Maybe the result would be a pogrom that made what happened to the Jews look like a pony ride. Maybe it'd be complete anarchy and greed. But making these mysterious things public would be bringing sociology to these shows. Like the best of science fiction, this would hold a mirror up to humanity to show how ugly - or maybe kind - it is.
Of course, maybe the megacorporations and the coke-snorting CEO's of Hollywood are afraid of ideas, and this stuff will only happen in disreputable and nonprofit fan-fiction.
Just run the remaining episodes in random order.
...please add a tidbit on Battlestar Galactica. That show jumped the shark with greater dash and vigor than any other program I've ever used to like.
Every criticism you make about Lost was there in the first season. I know because I watched the first season very recently, and felt exactly how you described: "Look! Over there!" Etc. By the end of the first season, I felt that I had been tricked out of 20-something hours of my life (or however long it was). Call me a resolution junkie, but I stayed aboard despite that feeling.

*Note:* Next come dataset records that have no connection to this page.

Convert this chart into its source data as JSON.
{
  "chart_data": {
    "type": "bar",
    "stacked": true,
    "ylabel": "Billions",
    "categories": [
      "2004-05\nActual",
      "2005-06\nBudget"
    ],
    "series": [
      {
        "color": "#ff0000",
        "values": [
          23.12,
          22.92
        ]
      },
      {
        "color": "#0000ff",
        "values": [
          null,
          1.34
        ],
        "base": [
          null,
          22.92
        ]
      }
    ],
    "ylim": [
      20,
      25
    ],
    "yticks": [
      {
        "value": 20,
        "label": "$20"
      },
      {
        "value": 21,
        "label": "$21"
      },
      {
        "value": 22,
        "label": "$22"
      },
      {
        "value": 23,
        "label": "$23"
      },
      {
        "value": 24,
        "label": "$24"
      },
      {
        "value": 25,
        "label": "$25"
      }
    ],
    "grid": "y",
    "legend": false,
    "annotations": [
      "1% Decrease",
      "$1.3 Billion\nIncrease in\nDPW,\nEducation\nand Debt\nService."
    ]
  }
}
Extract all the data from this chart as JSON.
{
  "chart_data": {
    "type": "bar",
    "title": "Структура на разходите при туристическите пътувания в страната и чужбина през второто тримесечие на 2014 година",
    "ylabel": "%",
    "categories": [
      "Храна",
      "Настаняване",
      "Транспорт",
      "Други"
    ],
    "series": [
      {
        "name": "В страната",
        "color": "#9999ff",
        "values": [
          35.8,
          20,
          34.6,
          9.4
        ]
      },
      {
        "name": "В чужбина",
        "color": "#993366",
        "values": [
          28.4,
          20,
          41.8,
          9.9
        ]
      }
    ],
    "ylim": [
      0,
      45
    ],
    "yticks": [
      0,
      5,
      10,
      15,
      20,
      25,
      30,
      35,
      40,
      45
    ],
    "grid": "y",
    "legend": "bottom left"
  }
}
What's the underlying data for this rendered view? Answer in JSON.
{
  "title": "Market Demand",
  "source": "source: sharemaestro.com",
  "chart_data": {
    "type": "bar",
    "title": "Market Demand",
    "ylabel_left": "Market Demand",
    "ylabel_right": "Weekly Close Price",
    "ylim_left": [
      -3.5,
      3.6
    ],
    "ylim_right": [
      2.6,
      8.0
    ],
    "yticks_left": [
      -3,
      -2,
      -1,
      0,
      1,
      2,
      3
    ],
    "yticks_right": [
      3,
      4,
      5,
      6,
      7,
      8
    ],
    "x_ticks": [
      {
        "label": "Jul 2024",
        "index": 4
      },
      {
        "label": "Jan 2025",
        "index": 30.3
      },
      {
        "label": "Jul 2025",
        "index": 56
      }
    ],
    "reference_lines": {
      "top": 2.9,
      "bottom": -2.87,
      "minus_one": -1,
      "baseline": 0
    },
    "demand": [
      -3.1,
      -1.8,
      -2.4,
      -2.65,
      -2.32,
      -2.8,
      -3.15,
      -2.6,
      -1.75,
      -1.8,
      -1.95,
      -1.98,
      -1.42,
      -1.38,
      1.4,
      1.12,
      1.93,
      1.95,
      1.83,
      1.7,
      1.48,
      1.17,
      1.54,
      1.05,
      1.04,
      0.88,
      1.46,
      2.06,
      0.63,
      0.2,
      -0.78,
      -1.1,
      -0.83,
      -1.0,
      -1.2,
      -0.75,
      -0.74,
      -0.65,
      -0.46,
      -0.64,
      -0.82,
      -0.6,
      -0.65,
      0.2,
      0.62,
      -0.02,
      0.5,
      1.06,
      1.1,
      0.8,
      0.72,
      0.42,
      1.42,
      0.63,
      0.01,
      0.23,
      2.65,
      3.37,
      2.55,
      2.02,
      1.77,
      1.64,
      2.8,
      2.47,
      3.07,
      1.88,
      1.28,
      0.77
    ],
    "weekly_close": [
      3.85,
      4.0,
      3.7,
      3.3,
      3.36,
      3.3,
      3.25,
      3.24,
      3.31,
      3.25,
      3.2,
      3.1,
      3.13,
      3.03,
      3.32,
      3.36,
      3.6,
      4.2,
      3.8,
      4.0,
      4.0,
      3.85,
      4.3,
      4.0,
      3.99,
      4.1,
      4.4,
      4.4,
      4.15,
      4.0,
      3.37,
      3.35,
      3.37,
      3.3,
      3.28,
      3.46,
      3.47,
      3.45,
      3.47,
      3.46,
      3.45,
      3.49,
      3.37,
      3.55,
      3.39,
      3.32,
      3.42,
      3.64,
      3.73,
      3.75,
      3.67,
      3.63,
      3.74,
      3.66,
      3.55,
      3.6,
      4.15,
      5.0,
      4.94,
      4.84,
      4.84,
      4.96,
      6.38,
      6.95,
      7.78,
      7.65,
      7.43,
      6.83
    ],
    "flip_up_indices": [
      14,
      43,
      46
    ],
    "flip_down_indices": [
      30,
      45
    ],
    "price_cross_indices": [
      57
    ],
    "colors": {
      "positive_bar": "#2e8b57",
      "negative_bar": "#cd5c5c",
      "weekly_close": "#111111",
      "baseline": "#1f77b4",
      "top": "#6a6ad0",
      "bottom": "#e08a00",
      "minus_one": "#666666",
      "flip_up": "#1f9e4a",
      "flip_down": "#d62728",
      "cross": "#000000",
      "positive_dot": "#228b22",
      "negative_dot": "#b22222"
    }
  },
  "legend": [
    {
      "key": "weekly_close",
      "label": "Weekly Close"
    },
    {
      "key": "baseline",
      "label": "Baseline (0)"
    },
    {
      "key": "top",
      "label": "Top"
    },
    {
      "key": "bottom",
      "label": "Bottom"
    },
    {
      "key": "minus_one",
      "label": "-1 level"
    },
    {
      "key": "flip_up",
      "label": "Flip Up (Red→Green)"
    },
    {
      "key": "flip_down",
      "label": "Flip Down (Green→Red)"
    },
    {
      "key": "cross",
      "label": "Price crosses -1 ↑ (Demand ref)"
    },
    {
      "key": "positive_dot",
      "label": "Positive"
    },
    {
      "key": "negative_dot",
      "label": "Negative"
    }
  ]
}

Before reading this criticism, I thought it would say the opposite - which, as I understand, is the common sentiment - that: many secrets have been revealed and are much more boring than originally expected. for instance, we know what the smoke thing is now, and although we may not know why people see their lives in the clouds, we know what it does, why it's there, and more or less how it can be deployed. we also found out who the others are, which many people also found to be very boring.
anyway, you're just doing your job. you had to find something that sucks about this show for this article. that's fine, but you're just wrong.